Al verle de nuevo, «Shadow» se puso en pie, muy contento, meneando el rabo alocadamente. Pero ni siquiera entonces se apartó de la chaqueta. No… Se le había ordenado que permaneciese allí, en guardia hasta que su amo decidiese lo contrario.
Había valido la pena aprender aquella lección porque Johnny le obsequió luego con una galleta deliciosa, al tiempo que le acariciaba y le decía que era el perro más maravilloso del mundo. «Shadow» se tendió en el suelo, dando vueltas y más vueltas, aullando de puro gozo.
Johnny se puso la chaqueta y la gorra.
—¡Otra lección más! —exclamó—. ¡Este «Shadow» es estupendo!

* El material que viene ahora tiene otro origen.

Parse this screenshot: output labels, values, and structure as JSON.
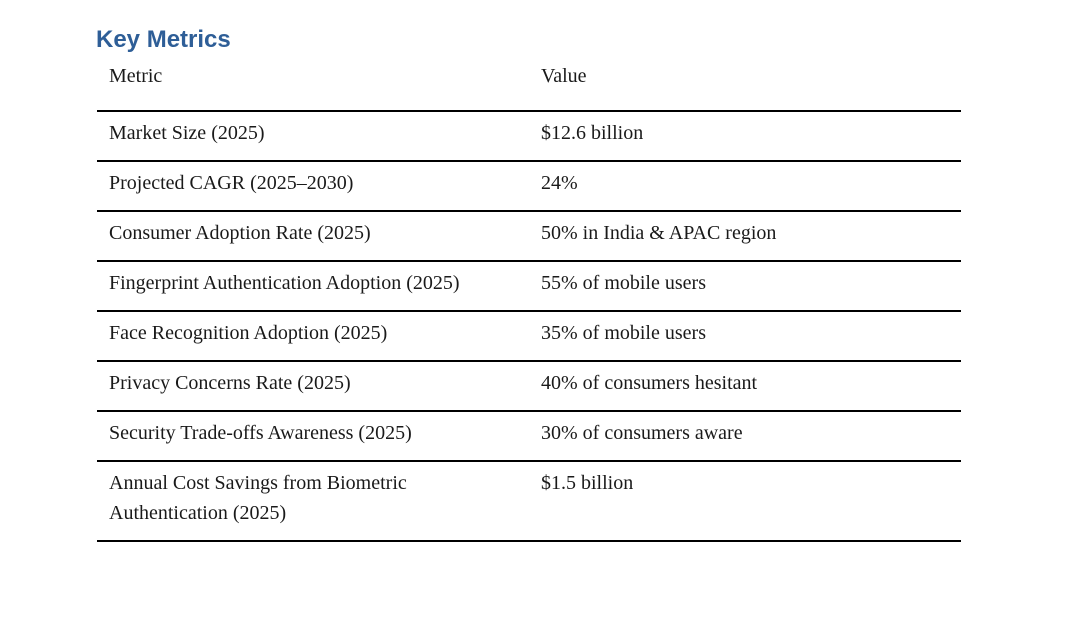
{
  "page": {
    "background": "#ffffff"
  },
  "title": {
    "text": "Key Metrics",
    "color": "#2E5E97"
  },
  "table": {
    "border_color": "#000000",
    "text_color": "#1a1a1a",
    "columns": [
      "Metric",
      "Value"
    ],
    "rows": [
      {
        "metric": "Market Size (2025)",
        "value": "$12.6 billion"
      },
      {
        "metric": "Projected CAGR (2025–2030)",
        "value": "24%"
      },
      {
        "metric": "Consumer Adoption Rate (2025)",
        "value": "50% in India & APAC region"
      },
      {
        "metric": "Fingerprint Authentication Adoption (2025)",
        "value": "55% of mobile users"
      },
      {
        "metric": "Face Recognition Adoption (2025)",
        "value": "35% of mobile users"
      },
      {
        "metric": "Privacy Concerns Rate (2025)",
        "value": "40% of consumers hesitant"
      },
      {
        "metric": "Security Trade-offs Awareness (2025)",
        "value": "30% of consumers aware"
      },
      {
        "metric": "Annual Cost Savings from Biometric Authentication (2025)",
        "value": "$1.5 billion"
      }
    ]
  }
}
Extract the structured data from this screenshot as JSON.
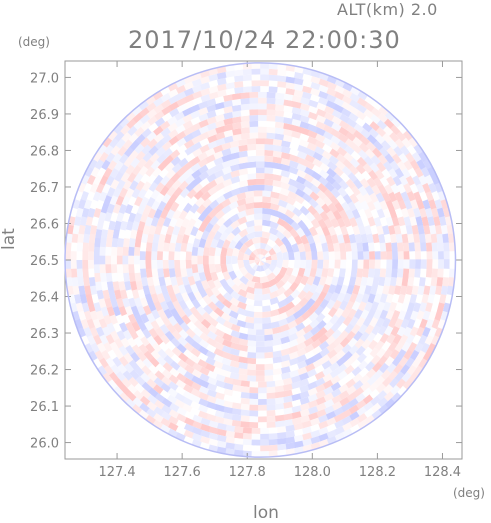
{
  "header": {
    "altitude_label": "ALT(km) 2.0",
    "timestamp": "2017/10/24 22:00:30"
  },
  "chart_data": {
    "type": "heatmap",
    "title": "2017/10/24 22:00:30",
    "subtitle": "ALT(km) 2.0",
    "xlabel": "lon",
    "ylabel": "lat",
    "x_unit": "(deg)",
    "y_unit": "(deg)",
    "xlim": [
      127.24,
      128.46
    ],
    "ylim": [
      25.955,
      27.045
    ],
    "x_ticks": [
      "127.4",
      "127.6",
      "127.8",
      "128.0",
      "128.2",
      "128.4"
    ],
    "y_ticks": [
      "26.0",
      "26.1",
      "26.2",
      "26.3",
      "26.4",
      "26.5",
      "26.6",
      "26.7",
      "26.8",
      "26.9",
      "27.0"
    ],
    "center": {
      "lon": 127.84,
      "lat": 26.5
    },
    "radius_deg": {
      "lon": 0.6,
      "lat": 0.54
    },
    "colormap": {
      "negative": "#c7ccff",
      "zero": "#ffffff",
      "positive": "#ffc7c7"
    },
    "grid": false
  }
}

El perro aprendió también a estarse quieto cuando su amo le quitaba un hueso, absteniéndose de gruñir o manotear. Aprendió, asimismo, a localizar a Johnny dondequiera que estuviese, aunque les separase una distancia de dos o tres kilómetros. Esto era demostrar una inteligencia y habilidad nada corrientes. A veces su amo le encerraba, marchándose. Media hora más tarde uno de los obreros de la granja lo ponía en libertad, diciéndole:
—¡Busca a Johnny, «Shadow»! ¡Hala, hala! ¿Dónde está Johnny?

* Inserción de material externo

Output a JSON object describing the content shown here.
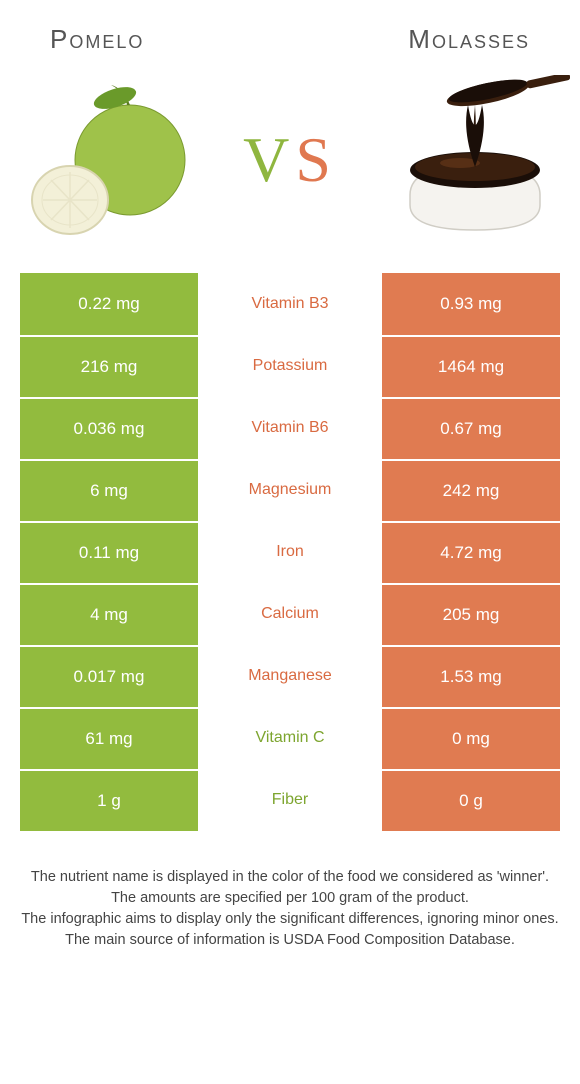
{
  "colors": {
    "left_bg": "#92bb3e",
    "right_bg": "#e07b51",
    "nutrient_left_win": "#7da52f",
    "nutrient_right_win": "#d96a41",
    "header_text": "#555555",
    "footer_text": "#444444",
    "white": "#ffffff"
  },
  "header": {
    "left_title": "Pomelo",
    "right_title": "molasses",
    "vs_v": "V",
    "vs_s": "S"
  },
  "rows": [
    {
      "nutrient": "Vitamin B3",
      "left": "0.22 mg",
      "right": "0.93 mg",
      "winner": "right"
    },
    {
      "nutrient": "Potassium",
      "left": "216 mg",
      "right": "1464 mg",
      "winner": "right"
    },
    {
      "nutrient": "Vitamin B6",
      "left": "0.036 mg",
      "right": "0.67 mg",
      "winner": "right"
    },
    {
      "nutrient": "Magnesium",
      "left": "6 mg",
      "right": "242 mg",
      "winner": "right"
    },
    {
      "nutrient": "Iron",
      "left": "0.11 mg",
      "right": "4.72 mg",
      "winner": "right"
    },
    {
      "nutrient": "Calcium",
      "left": "4 mg",
      "right": "205 mg",
      "winner": "right"
    },
    {
      "nutrient": "Manganese",
      "left": "0.017 mg",
      "right": "1.53 mg",
      "winner": "right"
    },
    {
      "nutrient": "Vitamin C",
      "left": "61 mg",
      "right": "0 mg",
      "winner": "left"
    },
    {
      "nutrient": "Fiber",
      "left": "1 g",
      "right": "0 g",
      "winner": "left"
    }
  ],
  "footer": {
    "line1": "The nutrient name is displayed in the color of the food we considered as 'winner'.",
    "line2": "The amounts are specified per 100 gram of the product.",
    "line3": "The infographic aims to display only the significant differences, ignoring minor ones.",
    "line4": "The main source of information is USDA Food Composition Database."
  }
}
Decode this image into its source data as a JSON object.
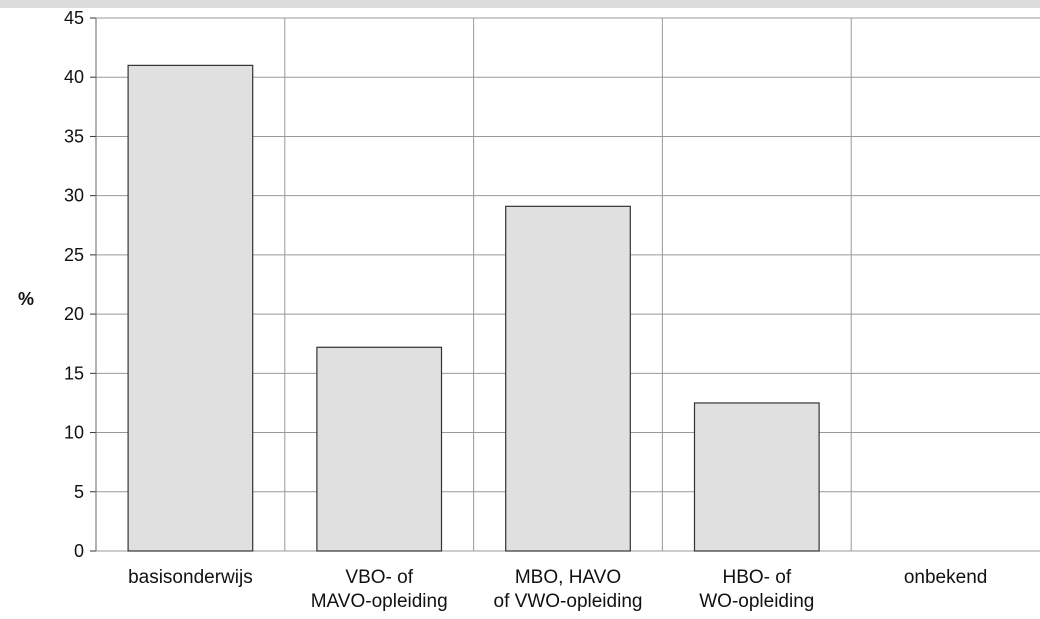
{
  "chart_data": {
    "type": "bar",
    "categories": [
      [
        "basisonderwijs"
      ],
      [
        "VBO- of",
        "MAVO-opleiding"
      ],
      [
        "MBO, HAVO",
        "of VWO-opleiding"
      ],
      [
        "HBO- of",
        "WO-opleiding"
      ],
      [
        "onbekend"
      ]
    ],
    "values": [
      41,
      17.2,
      29.1,
      12.5,
      0
    ],
    "ylabel": "%",
    "xlabel": "",
    "ylim": [
      0,
      45
    ],
    "yticks": [
      0,
      5,
      10,
      15,
      20,
      25,
      30,
      35,
      40,
      45
    ],
    "grid": true,
    "bar_color": "#e0e0e0",
    "bar_stroke": "#333333",
    "grid_color": "#999999"
  }
}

«Shadow» acercaba sus hocicos al suelo, corriendo alocadamente de un lado para otro hasta que descubría; la huella de los pasos de su amo. Entonces salía disparado, igual que una flecha al abandonar el arco, localizando al chico sin equivocarse nunca. En muy poco tiempo dejaba atrás campiñas y setos y arroyos… Inevitablemente, encontraba a su amo, escondido en la copa de un árbol o en unos matorrales.
—¡Qué buen perro es este «Shadow»! En esta ocasión no has tardado más de diez minutos —decía a lo mejor Johnny—. ¿Te gusta aprender todo esto que te enseño, «Shadow»? ¡Naturalmente que sí! Aprendes con bastante rapidez. Pronto acompañarás a los otros perros y debes saber cómo te has de conducir para gobernar al ganado. Me figuro que tú vas a ser el más inteligente de los perros pastores que hemos tenido en casa. Harás lo que puedas por destacarte, ¿verdad, «Shadow»?
El animal le contestaba lamiendo una y otra vez la mano. Sintiose muy agitado al enterarse de que no tardaría en reunirse con los restantes perros. ¡Ah! ¡Ya sabría demostrarles que se proponía superar a todos en los cometidos que habitualmente se les confiaba dentro y fuera de la granja!